A profissão de advogado é, provavelmente, a mais mal-tratada de todo o cinema. No entanto, nenhum filme leva a tarefa tão a fundo quanto O Advogado do Diabo, que mete um jovem Keannu Reeves (a fazer de jovem Tom Cruise) a ser, literalmente, o advogado do Diabo(!).
Obviamente que O Advogado do Diabo é a enésima alegoria da clássica luta do Bem contra o Mal, em que a advocacia é apenas uma metáfora para reflectir sobre a ética e a integridade do ser humano, assim como a dicotomia entre destino e livre arbítrio. Infelizmente, tudo isso tende a ser demasiado ilustrativo, não fossemos nós não entender as entrelinhas, acabando por cair, por vezes, no cartunesco (e em diálogos como: o Anticristo? Whatever!).

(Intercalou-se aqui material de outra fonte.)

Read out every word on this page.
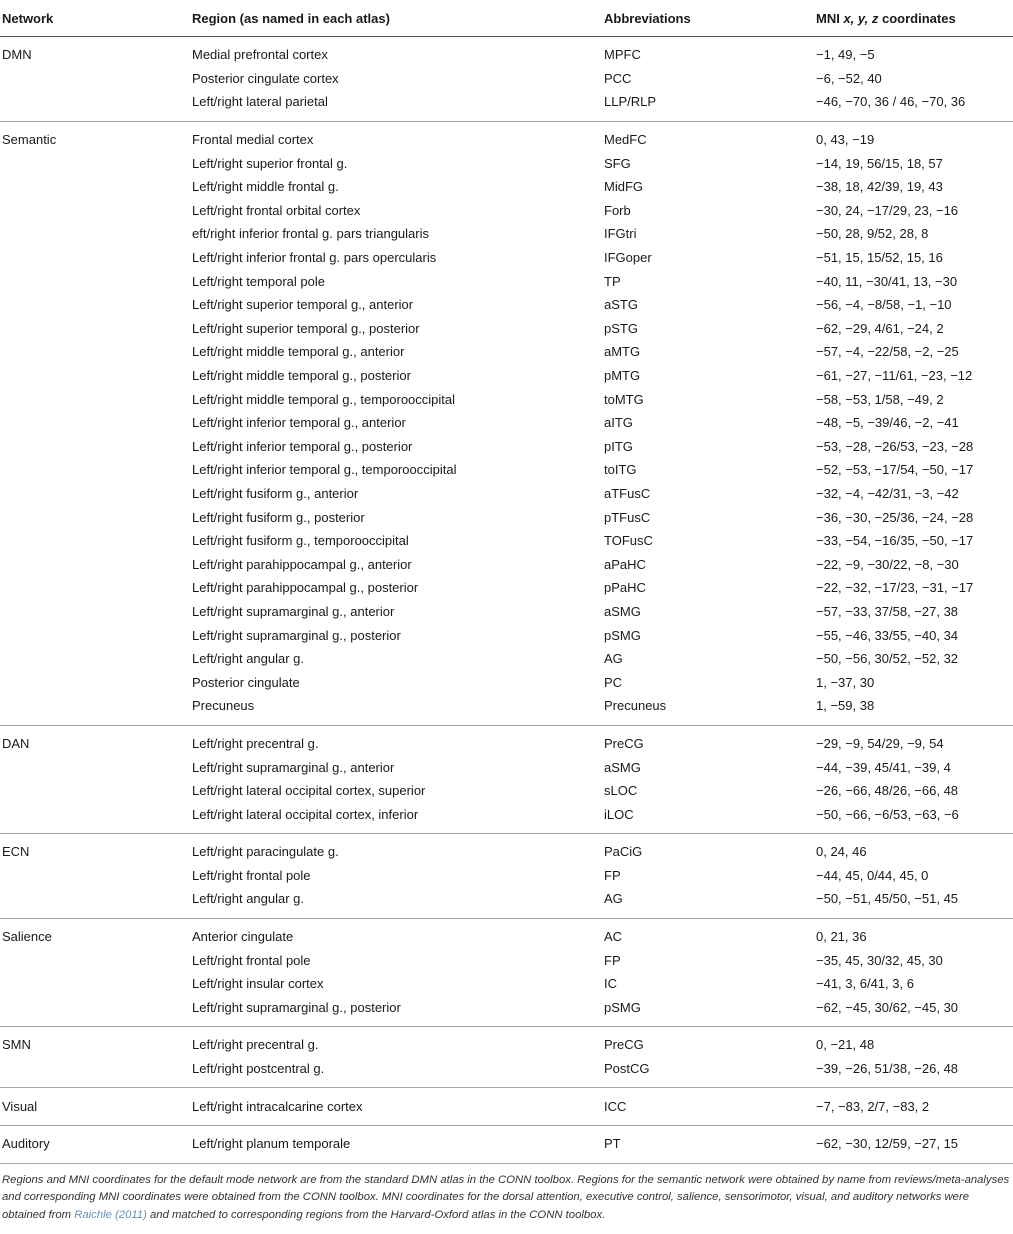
Network	Region (as named in each atlas)	Abbreviations	MNI x, y, z coordinates
DMN	Medial prefrontal cortex	MPFC	−1, 49, −5
	Posterior cingulate cortex	PCC	−6, −52, 40
	Left/right lateral parietal	LLP/RLP	−46, −70, 36 / 46, −70, 36
Semantic	Frontal medial cortex	MedFC	0, 43, −19
	Left/right superior frontal g.	SFG	−14, 19, 56/15, 18, 57
	Left/right middle frontal g.	MidFG	−38, 18, 42/39, 19, 43
	Left/right frontal orbital cortex	Forb	−30, 24, −17/29, 23, −16
	eft/right inferior frontal g. pars triangularis	IFGtri	−50, 28, 9/52, 28, 8
	Left/right inferior frontal g. pars opercularis	IFGoper	−51, 15, 15/52, 15, 16
	Left/right temporal pole	TP	−40, 11, −30/41, 13, −30
	Left/right superior temporal g., anterior	aSTG	−56, −4, −8/58, −1, −10
	Left/right superior temporal g., posterior	pSTG	−62, −29, 4/61, −24, 2
	Left/right middle temporal g., anterior	aMTG	−57, −4, −22/58, −2, −25
	Left/right middle temporal g., posterior	pMTG	−61, −27, −11/61, −23, −12
	Left/right middle temporal g., temporooccipital	toMTG	−58, −53, 1/58, −49, 2
	Left/right inferior temporal g., anterior	aITG	−48, −5, −39/46, −2, −41
	Left/right inferior temporal g., posterior	pITG	−53, −28, −26/53, −23, −28
	Left/right inferior temporal g., temporooccipital	toITG	−52, −53, −17/54, −50, −17
	Left/right fusiform g., anterior	aTFusC	−32, −4, −42/31, −3, −42
	Left/right fusiform g., posterior	pTFusC	−36, −30, −25/36, −24, −28
	Left/right fusiform g., temporooccipital	TOFusC	−33, −54, −16/35, −50, −17
	Left/right parahippocampal g., anterior	aPaHC	−22, −9, −30/22, −8, −30
	Left/right parahippocampal g., posterior	pPaHC	−22, −32, −17/23, −31, −17
	Left/right supramarginal g., anterior	aSMG	−57, −33, 37/58, −27, 38
	Left/right supramarginal g., posterior	pSMG	−55, −46, 33/55, −40, 34
	Left/right angular g.	AG	−50, −56, 30/52, −52, 32
	Posterior cingulate	PC	1, −37, 30
	Precuneus	Precuneus	1, −59, 38
DAN	Left/right precentral g.	PreCG	−29, −9, 54/29, −9, 54
	Left/right supramarginal g., anterior	aSMG	−44, −39, 45/41, −39, 4
	Left/right lateral occipital cortex, superior	sLOC	−26, −66, 48/26, −66, 48
	Left/right lateral occipital cortex, inferior	iLOC	−50, −66, −6/53, −63, −6
ECN	Left/right paracingulate g.	PaCiG	0, 24, 46
	Left/right frontal pole	FP	−44, 45, 0/44, 45, 0
	Left/right angular g.	AG	−50, −51, 45/50, −51, 45
Salience	Anterior cingulate	AC	0, 21, 36
	Left/right frontal pole	FP	−35, 45, 30/32, 45, 30
	Left/right insular cortex	IC	−41, 3, 6/41, 3, 6
	Left/right supramarginal g., posterior	pSMG	−62, −45, 30/62, −45, 30
SMN	Left/right precentral g.	PreCG	0, −21, 48
	Left/right postcentral g.	PostCG	−39, −26, 51/38, −26, 48
Visual	Left/right intracalcarine cortex	ICC	−7, −83, 2/7, −83, 2
Auditory	Left/right planum temporale	PT	−62, −30, 12/59, −27, 15

Regions and MNI coordinates for the default mode network are from the standard DMN atlas in the CONN toolbox. Regions for the semantic network were obtained by name from reviews/meta-analyses and corresponding MNI coordinates were obtained from the CONN toolbox. MNI coordinates for the dorsal attention, executive control, salience, sensorimotor, visual, and auditory networks were obtained from Raichle (2011) and matched to corresponding regions from the Harvard-Oxford atlas in the CONN toolbox.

Keannu Reeves é então um promissor e jovem advogado, da periferia, que nunca perdeu um caso. A sua reputação chama a atenção de Al Pacino, que o contrata a peso de outro para a sua multinacional. É um daqueles papeis que o jovem Tom Cruise fazia com uma perna às costas: yuppies ambiciosos e cheios de energia. E nem é preciso referir as semelhanças com o inevitável A Firma.
Apesar dos avisos da mãe (Judith Ivey), devota fervorosa da palavra de Deus, Keannu Reeves muda-se para a pérfida Babilónia, leia-se Nova Iorque, terra da tentação. Com ele vai a sua esposa., a muito fresquinha Charlize Theron, que mais tarde se h+a de mostrar toda nuazinha e mutilada como um cristo, numa cena de grande impacto numa igreja. Com o dinheiro que agora ganham, Theron não necessita mais de trabalhar e pode dedicar-se a coisas tão importantes quanto mobilar a casa ou a coscuvelhice com as vizinhas.
Mas a mudança, o isolamento, um corte de cabelo traumatizante e, claro, o paranormal maléfico do apartamento de cima onde vive Al Pacino (seré ele mesmo Satã ou o capitalismo feroz é que é o mail maldoso de todos?) começam a leva-la lentamente para a loucura. O Advogado do Diabo entra então no thriller psicológico e, numa espécie de A Semente do Diabo, ganha uma nova camada de leitura.
É nestas alturas, em que se movimenta pelos caminhos da sugestão – com muita simbologia dantesca e a exploração dos pecados capitais pelos olhos do grande capital -, que o filme de Taylor Hackford sabe melhor. Mas o realizador não se furta depois a meter o pé no camp, indo longe demais nos seus intuitos. E aqui, para ir longe de mais, já havia o overacting de Pacino. O curioso é que isso não fica propriamente mal ao filme. O Advogado do Diabo é um daqueles filmes que Hollywood fazia sem dificuldade, cruzando seriedade com entretenimento mas preguiçoso em doses iguais e que hoje, visto à distância, sabe ligeiramente a guilty pleasure. Ou seja, a McRoyal Deluxe.